Gubaidulina sigue activa. La suya es una historia de coraje y perseverancia, de resistencia e integridad artística. Sigue componiendo noche y día, muchas veces de noche, sí, cuando el silencio se hace aún más denso. “Llevo una vida muy intensa”. Vive dedicada a su música, no hace otra cosa. Más aún en los últimos años, desde que no están su tercer marido, el pianista y director de orquesta Pyotr Meshchaninov, fallecido en 2006; ni Viktor Suslin, su gran amigo, fallecido en 2012, compositor que se mudó a Hamburgo en 1981 y que fue uno de los motivos por los que ella abandonó su país natal para empezar una nueva vida, allá por el año 1992.

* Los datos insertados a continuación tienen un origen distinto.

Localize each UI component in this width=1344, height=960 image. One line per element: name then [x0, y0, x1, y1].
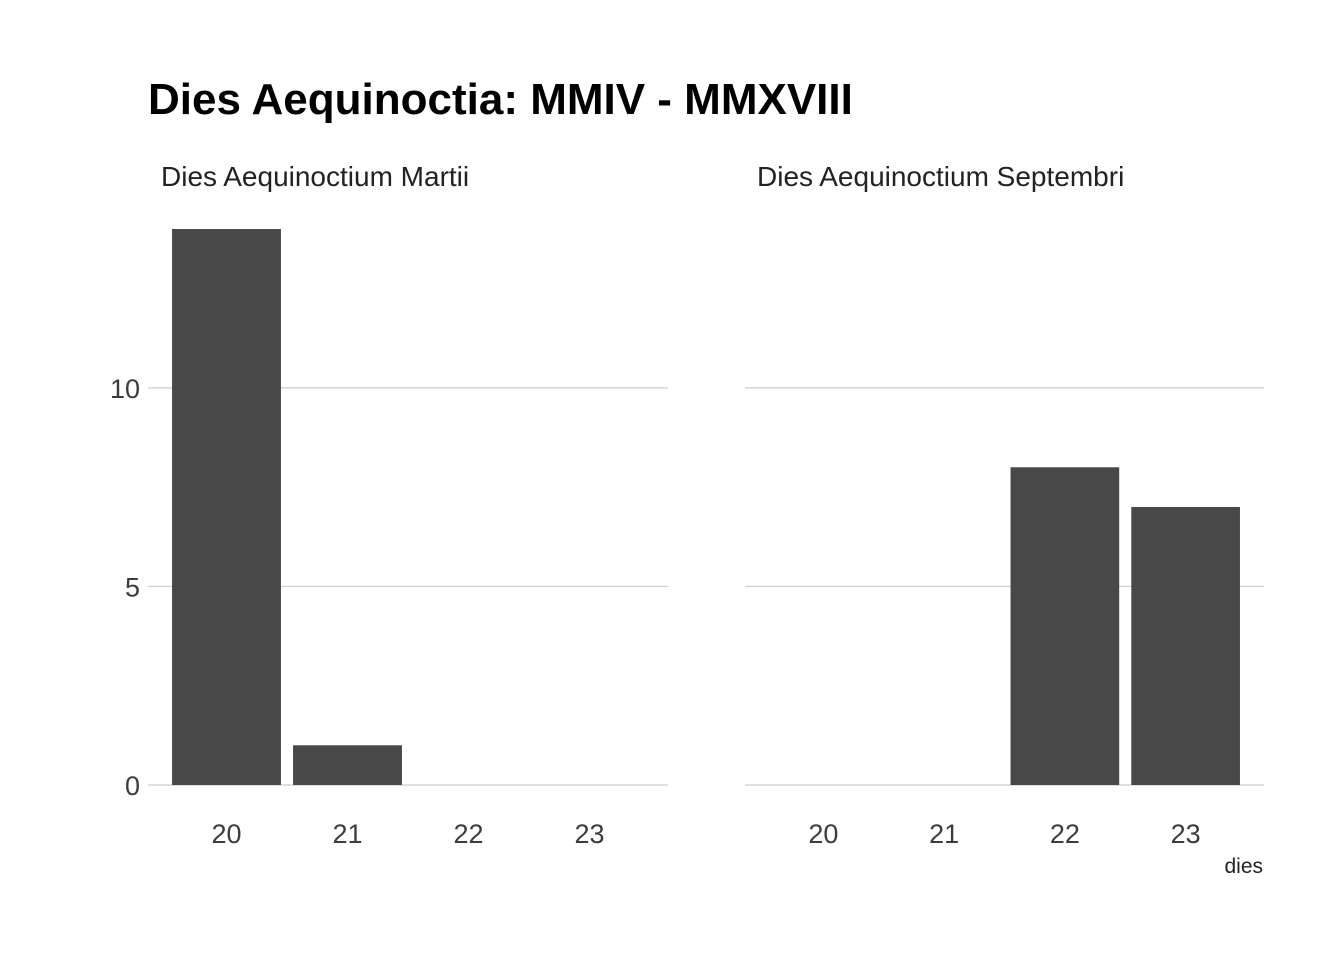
y-tick-label-0: 0 — [125, 771, 140, 801]
facet-title-septembri: Dies Aequinoctium Septembri — [757, 161, 1124, 192]
facet-title-martii: Dies Aequinoctium Martii — [161, 161, 469, 192]
x-tick-label-21-panel-1: 21 — [332, 819, 362, 849]
bar-panel-1-21 — [293, 745, 402, 785]
plot-area: 20 21 22 23 20 21 22 23 0 5 10 — [110, 229, 1264, 849]
y-tick-label-5: 5 — [125, 572, 140, 602]
x-tick-label-20-panel-1: 20 — [211, 819, 241, 849]
x-tick-label-20-panel-2: 20 — [808, 819, 838, 849]
bar-panel-2-23 — [1131, 507, 1240, 785]
x-tick-label-21-panel-2: 21 — [929, 819, 959, 849]
y-tick-label-10: 10 — [110, 374, 140, 404]
bar-panel-1-20 — [172, 229, 281, 785]
x-tick-label-23-panel-2: 23 — [1171, 819, 1201, 849]
x-tick-label-22-panel-1: 22 — [453, 819, 483, 849]
x-tick-label-23-panel-1: 23 — [574, 819, 604, 849]
chart-title: Dies Aequinoctia: MMIV - MMXVIII — [148, 75, 853, 124]
x-axis-title: dies — [1224, 855, 1263, 878]
bar-panel-2-22 — [1010, 467, 1120, 785]
x-tick-label-22-panel-2: 22 — [1050, 819, 1080, 849]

“La música es su vida y, para ella, la vida es música“. La frase, tan rotunda, la pronuncia Hans-Ulrich Duffek, su agente, su amigo, su mánager desde mediados de los noventa, un hombre que trabaja para el sello Sikorski, el que desde sus cuarteles centrales de Hamburgo se encargó de propagar por Occidente la música de los compositores soviéticos.
La relación entre Duffek y Gubaidulina se podría calificar de analógica. Llevar los asuntos de una suerte de ermitaña entregada en cuerpo y (sobre todo) alma a la música no es cosa fácil. La compositora rusa suele desenchufar el teléfono fijo sin contemplaciones, no quiere ruidos en su casa, no usa e-mail, ni móvil, ni fax. A su mánager solo le queda el recurso de la vía epistolar.
El procedimiento es el siguiente: Duffek acumula consultas, ruegos y preguntas; cuando hace acopio de unos cuantos, agarra la pluma y envía una carta a casa de la compositora; un día suena el teléfono, y Gubaidulina aborda todas las cuestiones pendientes de una tacada. A lo que sigue un nuevo periodo de silencio que puede durar dos o tres semanas, cuenta el agente. Si alguien quiere localizarla urgentemente por teléfono, solo hay un recurso: telefonear a la vecina, la viuda de Viktor Suslin, Julia Suslin. “Tiene una personalidad muy peculiar”, cuenta Duffek en la cocina de la casa de Gubaidulina. “Necesita estar plenamente concentrada en su trabajo. No le gusta hablar de trivialidades, cuando llama es para ir directa al grano”.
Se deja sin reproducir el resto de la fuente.